Interstitial cystitis/bladder pain syndrome as referred pain from injured T12/L1 nerves: symptomatic improvement with resection of ilioinguinal and iliohypogastric nerves.

2020 
OBJECTIVE To evaluate the specific contribution of ilioinguinal (II) and iliohypogastric (IH) nerve injury and referred pain to interstitial cystitis/bladder pain syndrome (IC/BPS) and patient-reported chronic pelvic pain (CPP), and to enumerate the effects of II and IH nerve resection on the pain and voiding symptoms in patients with IC/BPS. MATERIALS AND METHODS This was a prospective cohort study of eight patients with ICS/BPS who had prior abdominal surgery. All patients received diagnostic image guided T12/L1 nerve blocks, followed by II and IH nerve resections.

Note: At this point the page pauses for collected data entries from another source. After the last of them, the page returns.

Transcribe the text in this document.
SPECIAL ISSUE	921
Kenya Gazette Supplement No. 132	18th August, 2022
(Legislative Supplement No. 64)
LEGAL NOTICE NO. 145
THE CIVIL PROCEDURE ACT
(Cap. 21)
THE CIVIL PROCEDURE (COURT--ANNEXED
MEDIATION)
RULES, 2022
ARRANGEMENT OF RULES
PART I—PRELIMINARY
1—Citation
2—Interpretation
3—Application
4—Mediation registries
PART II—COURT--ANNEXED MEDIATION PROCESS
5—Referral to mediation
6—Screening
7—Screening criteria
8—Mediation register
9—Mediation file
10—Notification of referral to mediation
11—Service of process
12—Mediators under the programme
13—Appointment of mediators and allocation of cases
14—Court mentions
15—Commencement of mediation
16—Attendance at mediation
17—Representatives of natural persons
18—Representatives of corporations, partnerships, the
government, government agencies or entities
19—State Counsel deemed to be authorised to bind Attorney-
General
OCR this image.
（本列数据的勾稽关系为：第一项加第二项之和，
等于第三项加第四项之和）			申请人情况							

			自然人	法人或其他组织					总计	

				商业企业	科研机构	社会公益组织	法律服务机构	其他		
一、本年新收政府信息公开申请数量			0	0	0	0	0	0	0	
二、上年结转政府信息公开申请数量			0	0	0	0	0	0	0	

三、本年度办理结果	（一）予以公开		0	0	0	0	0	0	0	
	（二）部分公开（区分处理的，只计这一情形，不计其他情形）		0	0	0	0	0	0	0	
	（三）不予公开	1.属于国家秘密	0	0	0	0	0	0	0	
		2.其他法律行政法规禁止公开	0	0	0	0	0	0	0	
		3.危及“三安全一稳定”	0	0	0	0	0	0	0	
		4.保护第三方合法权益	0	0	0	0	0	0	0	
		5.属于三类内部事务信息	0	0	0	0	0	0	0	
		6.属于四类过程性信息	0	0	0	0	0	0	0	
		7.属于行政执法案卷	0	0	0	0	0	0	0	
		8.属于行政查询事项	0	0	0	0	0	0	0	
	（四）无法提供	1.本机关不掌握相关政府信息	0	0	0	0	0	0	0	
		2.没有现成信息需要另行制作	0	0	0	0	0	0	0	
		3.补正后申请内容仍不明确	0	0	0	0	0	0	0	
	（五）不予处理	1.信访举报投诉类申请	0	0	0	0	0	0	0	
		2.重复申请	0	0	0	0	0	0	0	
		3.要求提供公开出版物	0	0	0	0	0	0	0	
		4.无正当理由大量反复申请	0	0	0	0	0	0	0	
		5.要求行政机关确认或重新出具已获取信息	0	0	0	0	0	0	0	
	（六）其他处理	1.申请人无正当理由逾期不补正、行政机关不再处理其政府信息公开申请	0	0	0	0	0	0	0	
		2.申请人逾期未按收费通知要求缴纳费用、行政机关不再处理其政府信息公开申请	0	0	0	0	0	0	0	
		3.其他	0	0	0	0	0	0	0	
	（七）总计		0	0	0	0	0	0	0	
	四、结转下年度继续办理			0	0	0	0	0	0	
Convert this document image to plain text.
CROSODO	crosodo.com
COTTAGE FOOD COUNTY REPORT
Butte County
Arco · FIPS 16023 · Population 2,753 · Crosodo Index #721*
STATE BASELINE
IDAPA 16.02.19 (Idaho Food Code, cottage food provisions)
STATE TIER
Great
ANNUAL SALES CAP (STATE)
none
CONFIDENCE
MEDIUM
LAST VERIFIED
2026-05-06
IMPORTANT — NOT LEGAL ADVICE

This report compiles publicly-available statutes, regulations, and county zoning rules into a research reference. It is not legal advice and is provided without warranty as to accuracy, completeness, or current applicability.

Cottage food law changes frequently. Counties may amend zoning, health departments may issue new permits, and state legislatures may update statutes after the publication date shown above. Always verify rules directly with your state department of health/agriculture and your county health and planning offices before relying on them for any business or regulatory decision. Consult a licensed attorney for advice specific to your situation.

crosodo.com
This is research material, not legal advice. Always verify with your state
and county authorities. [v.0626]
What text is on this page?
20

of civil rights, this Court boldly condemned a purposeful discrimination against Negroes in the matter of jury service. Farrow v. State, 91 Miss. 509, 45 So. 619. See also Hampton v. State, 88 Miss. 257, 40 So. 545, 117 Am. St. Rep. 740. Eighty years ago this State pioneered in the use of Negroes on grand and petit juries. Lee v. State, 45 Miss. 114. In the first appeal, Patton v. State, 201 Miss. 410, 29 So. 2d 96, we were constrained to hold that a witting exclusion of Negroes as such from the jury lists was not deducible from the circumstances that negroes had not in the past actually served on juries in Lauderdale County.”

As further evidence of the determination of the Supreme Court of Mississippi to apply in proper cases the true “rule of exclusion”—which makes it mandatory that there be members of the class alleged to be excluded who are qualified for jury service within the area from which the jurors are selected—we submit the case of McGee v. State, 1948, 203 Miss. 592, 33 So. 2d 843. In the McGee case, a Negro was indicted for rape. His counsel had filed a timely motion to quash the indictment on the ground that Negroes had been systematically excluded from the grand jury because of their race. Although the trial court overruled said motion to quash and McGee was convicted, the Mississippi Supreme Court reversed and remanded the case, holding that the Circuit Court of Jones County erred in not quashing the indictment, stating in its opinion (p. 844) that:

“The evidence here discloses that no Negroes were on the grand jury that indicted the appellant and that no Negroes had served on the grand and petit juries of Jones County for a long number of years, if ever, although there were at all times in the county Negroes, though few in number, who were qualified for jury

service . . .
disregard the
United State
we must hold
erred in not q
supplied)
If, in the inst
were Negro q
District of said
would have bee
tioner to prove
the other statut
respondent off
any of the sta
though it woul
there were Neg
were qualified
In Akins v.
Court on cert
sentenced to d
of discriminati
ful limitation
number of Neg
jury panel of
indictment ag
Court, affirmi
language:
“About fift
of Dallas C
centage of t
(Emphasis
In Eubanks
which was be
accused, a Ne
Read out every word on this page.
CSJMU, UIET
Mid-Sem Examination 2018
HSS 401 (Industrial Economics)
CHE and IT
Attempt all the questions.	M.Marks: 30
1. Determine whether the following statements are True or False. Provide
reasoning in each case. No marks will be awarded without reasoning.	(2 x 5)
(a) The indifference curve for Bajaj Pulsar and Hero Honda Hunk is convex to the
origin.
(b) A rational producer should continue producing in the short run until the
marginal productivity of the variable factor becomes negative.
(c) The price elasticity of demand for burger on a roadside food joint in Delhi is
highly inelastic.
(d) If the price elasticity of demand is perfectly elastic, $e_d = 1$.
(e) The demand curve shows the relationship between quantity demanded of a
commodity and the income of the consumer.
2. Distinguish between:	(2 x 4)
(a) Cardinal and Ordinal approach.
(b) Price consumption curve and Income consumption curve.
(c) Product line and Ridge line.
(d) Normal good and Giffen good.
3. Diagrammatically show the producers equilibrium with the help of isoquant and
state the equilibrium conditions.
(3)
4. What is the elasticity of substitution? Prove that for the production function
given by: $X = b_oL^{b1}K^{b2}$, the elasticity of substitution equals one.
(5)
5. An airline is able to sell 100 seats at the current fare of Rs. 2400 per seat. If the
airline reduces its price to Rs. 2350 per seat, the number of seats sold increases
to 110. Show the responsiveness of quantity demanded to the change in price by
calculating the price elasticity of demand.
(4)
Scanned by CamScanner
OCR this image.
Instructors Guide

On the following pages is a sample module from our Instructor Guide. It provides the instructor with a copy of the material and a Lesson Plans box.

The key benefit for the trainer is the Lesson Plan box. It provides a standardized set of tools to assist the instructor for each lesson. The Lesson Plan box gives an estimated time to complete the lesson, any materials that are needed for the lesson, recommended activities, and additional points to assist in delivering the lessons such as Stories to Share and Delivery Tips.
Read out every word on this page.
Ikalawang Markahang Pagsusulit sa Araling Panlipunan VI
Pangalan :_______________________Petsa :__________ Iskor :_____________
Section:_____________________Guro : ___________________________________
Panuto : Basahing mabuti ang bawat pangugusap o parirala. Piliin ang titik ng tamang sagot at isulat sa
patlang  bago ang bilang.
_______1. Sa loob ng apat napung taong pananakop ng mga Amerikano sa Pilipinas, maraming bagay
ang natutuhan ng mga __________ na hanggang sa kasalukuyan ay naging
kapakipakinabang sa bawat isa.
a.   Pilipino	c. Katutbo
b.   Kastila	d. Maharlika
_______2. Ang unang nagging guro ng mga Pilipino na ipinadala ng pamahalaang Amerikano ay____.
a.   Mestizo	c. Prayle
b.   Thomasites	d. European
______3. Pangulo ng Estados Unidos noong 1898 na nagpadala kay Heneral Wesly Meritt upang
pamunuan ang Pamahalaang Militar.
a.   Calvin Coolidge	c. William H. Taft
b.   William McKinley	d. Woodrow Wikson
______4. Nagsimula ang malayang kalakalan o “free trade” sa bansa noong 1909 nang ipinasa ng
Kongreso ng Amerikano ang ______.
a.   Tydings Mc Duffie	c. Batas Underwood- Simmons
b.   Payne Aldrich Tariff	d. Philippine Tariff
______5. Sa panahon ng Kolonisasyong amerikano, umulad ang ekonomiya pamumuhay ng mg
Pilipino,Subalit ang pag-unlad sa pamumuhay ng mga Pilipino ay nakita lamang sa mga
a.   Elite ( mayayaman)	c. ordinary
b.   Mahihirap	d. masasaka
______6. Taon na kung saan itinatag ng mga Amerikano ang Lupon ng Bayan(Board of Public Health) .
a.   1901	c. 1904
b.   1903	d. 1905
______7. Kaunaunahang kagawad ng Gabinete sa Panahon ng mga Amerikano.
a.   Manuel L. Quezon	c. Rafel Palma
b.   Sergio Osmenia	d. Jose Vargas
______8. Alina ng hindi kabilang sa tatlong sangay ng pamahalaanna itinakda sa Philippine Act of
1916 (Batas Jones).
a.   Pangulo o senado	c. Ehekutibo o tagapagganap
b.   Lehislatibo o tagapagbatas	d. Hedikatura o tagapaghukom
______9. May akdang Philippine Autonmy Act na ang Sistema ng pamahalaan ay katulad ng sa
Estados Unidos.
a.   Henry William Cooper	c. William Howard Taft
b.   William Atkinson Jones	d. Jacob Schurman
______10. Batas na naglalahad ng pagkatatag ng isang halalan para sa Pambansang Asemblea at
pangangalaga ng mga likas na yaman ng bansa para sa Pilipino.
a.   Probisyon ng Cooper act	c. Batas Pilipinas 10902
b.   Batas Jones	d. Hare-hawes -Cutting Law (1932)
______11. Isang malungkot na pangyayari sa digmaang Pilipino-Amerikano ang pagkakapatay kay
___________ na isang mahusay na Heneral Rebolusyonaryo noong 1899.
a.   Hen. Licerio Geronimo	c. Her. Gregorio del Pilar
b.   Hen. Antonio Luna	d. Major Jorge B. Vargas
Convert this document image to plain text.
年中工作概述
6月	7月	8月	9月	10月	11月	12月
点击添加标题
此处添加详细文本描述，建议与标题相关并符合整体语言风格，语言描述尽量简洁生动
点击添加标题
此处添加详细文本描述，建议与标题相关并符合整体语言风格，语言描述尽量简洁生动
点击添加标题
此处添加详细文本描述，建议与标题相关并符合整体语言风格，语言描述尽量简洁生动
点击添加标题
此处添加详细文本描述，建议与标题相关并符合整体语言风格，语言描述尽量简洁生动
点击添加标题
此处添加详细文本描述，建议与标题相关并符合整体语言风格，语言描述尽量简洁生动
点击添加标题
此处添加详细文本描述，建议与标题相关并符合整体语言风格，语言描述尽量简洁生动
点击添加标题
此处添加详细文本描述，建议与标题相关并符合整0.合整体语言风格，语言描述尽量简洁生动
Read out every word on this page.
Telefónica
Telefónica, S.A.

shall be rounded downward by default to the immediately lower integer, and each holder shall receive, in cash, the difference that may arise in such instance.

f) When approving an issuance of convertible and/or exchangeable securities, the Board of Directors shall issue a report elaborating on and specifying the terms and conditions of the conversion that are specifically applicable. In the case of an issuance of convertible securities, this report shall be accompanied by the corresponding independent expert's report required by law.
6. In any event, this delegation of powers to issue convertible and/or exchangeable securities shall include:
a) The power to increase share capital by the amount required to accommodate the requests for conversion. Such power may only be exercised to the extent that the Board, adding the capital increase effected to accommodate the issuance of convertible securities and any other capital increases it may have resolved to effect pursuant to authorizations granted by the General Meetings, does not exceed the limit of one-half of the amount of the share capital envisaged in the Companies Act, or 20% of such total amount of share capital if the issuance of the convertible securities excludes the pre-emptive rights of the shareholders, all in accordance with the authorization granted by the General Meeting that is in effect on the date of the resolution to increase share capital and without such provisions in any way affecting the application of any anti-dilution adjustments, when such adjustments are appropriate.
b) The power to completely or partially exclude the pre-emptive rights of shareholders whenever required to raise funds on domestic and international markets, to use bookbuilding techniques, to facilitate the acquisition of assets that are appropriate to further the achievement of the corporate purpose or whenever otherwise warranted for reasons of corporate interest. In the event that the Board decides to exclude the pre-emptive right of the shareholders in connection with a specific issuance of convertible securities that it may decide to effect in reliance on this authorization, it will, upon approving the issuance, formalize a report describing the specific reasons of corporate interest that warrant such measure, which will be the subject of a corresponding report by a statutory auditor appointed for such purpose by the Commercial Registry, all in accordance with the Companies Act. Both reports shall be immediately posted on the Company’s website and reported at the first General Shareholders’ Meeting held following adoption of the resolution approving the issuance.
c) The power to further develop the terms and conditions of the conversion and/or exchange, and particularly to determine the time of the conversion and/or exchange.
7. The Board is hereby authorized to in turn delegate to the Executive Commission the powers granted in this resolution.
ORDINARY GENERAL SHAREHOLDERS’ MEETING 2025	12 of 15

Validated O'Leary-Sant ICS symptom indices (OSPI) and pelvic pain and urgency/frequency patient symptoms scale (PUF) scores were collected at specified intervals pre- and post-operatively. RESULTS Median scores at pre-operative (OSPI 13.9, PUF 20.4) and one week time points (OSPI 5.9, PUF 11), as well as differences between pre-operative and ten month time points (OSPI 3.7, PUF 6) were all statistically significant (p= 0.008 and 0.009 at 1 week, and 0.007 and 0.008 at 10 months, for OSPI and PUF respectively). The mean difference in score from pre-operative to longest follow-up as measured by the OSPI was -14.4 (p < 0.001) and by PUF -10.3 (p < 0.001). All time points registered demonstrated improvement in pain scores. There were no surgical complications or adverse events. CONCLUSION II and IH nerve resection may be an effective and durable treatment option for those with prior abdominal surgery who have referred ICS/BPS pain from these injured nerves.